WASHINGTON: Zalmay Khalilzad, the US envoy negotiating with the Taliban, returned to the region on Monday to start a marathon trip despite disappointment after the militants refused to meet the Afghan government.

According to the State Department, Mr Khalilzad left on Sunday on a journey that will run through May 11 and take him both to Afghanistan and Qatar, the usual venue for talks with the Taliban.

In the Qatari capital Doha, “he will continue to press forward on negotiations with the Taliban to reach a consensus on core national security issues, and urge their participation in an inclusive intra-Afghan dialogue”, a State Department statement said, without directly confirming he would meet the Taliban again.

Hopes for a breakthrough last weekend were dashed when a dialogue planned between the Taliban and Afghan officials in Doha collapsed at the last minute.

Ghani had announced a delegation of some 250 people from all walks of Afghan life but the Taliban rejected the lengthy list, saying the meeting was “not an invitation to some wedding or other party at a hotel in Kabul”.

Best chance for peace

Secretary of State Mike Pompeo voiced disappointment over the impasse during a call on Saturday with President Ghani.

Pompeo “encouraged all sides to seize the moment and reach an understanding on participants, so that an inclusive intra-Afghan dialogue can be convened in Doha as soon as possible”, State Department spokeswoman Morgan Ortagus said.

The Taliban’s political spokesman Suhail Shaheen said the coming talks would focus on a timetable for pulling all foreign forces from Afghanistan.

Khalilzad will also visit Pakistan and three other countries with deep interests in Afghanistan — India, Russia and Britain.

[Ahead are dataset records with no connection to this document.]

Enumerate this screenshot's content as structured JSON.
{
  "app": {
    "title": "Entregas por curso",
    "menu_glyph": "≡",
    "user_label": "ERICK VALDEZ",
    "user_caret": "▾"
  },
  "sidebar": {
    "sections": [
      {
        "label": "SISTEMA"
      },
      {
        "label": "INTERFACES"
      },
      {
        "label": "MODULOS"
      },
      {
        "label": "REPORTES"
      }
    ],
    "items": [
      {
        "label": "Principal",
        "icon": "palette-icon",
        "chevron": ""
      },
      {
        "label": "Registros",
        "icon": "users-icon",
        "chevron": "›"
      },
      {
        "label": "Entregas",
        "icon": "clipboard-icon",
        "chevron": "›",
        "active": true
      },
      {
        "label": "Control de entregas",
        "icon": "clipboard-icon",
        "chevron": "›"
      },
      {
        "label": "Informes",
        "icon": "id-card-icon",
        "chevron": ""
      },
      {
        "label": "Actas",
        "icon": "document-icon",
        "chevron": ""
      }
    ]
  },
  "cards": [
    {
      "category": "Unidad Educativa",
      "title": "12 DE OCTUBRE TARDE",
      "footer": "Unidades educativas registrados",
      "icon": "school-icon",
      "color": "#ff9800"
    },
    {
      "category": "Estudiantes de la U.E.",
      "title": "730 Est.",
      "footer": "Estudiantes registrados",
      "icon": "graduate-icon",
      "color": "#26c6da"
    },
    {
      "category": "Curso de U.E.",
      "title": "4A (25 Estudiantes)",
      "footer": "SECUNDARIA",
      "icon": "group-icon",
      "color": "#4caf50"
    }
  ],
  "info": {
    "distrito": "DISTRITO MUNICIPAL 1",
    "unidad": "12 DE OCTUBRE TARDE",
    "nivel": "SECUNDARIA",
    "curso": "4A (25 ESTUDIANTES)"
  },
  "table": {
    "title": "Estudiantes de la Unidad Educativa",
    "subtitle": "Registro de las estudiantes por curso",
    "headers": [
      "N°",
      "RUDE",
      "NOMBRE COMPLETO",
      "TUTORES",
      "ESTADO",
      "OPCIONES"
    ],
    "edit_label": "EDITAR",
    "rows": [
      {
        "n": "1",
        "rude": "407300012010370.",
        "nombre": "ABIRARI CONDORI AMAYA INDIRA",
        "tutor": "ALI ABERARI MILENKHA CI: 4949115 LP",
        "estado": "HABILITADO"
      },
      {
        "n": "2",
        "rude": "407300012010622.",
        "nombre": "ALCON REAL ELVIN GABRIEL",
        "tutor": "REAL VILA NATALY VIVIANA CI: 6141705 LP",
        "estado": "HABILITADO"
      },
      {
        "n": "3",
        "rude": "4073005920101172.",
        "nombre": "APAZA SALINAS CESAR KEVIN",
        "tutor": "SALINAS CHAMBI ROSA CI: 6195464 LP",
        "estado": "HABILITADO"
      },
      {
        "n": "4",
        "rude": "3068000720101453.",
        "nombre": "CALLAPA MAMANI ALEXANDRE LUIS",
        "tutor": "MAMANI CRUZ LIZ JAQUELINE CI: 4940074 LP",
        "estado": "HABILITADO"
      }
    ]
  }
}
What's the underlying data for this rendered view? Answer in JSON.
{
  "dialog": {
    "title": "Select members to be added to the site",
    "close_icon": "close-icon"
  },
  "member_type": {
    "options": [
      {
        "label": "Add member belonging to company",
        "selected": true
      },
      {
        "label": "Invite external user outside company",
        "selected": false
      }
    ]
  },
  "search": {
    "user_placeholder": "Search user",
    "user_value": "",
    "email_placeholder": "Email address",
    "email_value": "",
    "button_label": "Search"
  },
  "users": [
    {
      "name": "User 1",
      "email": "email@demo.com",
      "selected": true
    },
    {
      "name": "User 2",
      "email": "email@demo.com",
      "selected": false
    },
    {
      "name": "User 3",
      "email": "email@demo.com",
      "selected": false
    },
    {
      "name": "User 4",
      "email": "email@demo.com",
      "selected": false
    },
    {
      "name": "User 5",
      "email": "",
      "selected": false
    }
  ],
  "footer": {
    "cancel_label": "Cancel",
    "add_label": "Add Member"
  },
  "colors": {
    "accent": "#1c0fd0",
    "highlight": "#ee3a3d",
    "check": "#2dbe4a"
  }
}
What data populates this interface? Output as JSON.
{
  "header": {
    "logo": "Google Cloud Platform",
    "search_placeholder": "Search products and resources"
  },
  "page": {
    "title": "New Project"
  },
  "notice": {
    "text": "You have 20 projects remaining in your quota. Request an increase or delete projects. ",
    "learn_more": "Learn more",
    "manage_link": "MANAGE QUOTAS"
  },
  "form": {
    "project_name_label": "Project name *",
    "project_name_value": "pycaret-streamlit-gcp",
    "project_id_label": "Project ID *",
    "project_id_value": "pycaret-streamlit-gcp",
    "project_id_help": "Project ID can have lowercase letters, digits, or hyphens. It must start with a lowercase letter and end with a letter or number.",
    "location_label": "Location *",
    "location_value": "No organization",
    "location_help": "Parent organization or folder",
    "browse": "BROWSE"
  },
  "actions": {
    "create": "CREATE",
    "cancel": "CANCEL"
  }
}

The State Department said Pompeo called the Afghan president over the weekend to express Washington’s disappointment over the indefinite postponement of Afghan talks with the Taliban and to condemn the insurgent’s latest “spring offensive”, according to the statement.

In his phone call with Mr Ghani, Pompeo encouraged both sides to agree on participants, saying the talks are Afghanistan’s best chance for peace.

On the ground, Afghan government forces face not only a resurgent Taliban who now hold sway over nearly half the country, but also fighters from the militant Islamic State group.

According to a prominent figure on the Kabul list for talks in Qatar, several senior participants on the list had received a call from the president’s office warning them they should not express personal opinions at the talks with the Taliban, only speak on behalf of the state.

The Taliban for their part have said they would consider all Afghans at the table only as individuals and not government representatives.

Meanwhile, President Ghani is organising a Loya Jirga (a council of elders) that has a voice in Afghan policy for next week in Kabul.

Chief Executive Abdullah Abdullah has refused to attend the grand council, along with several other prominent Afghans who claim it has been hand-picked by the president who is seeking another term in elections in September.

Abdullah has also announced he is running in the elections.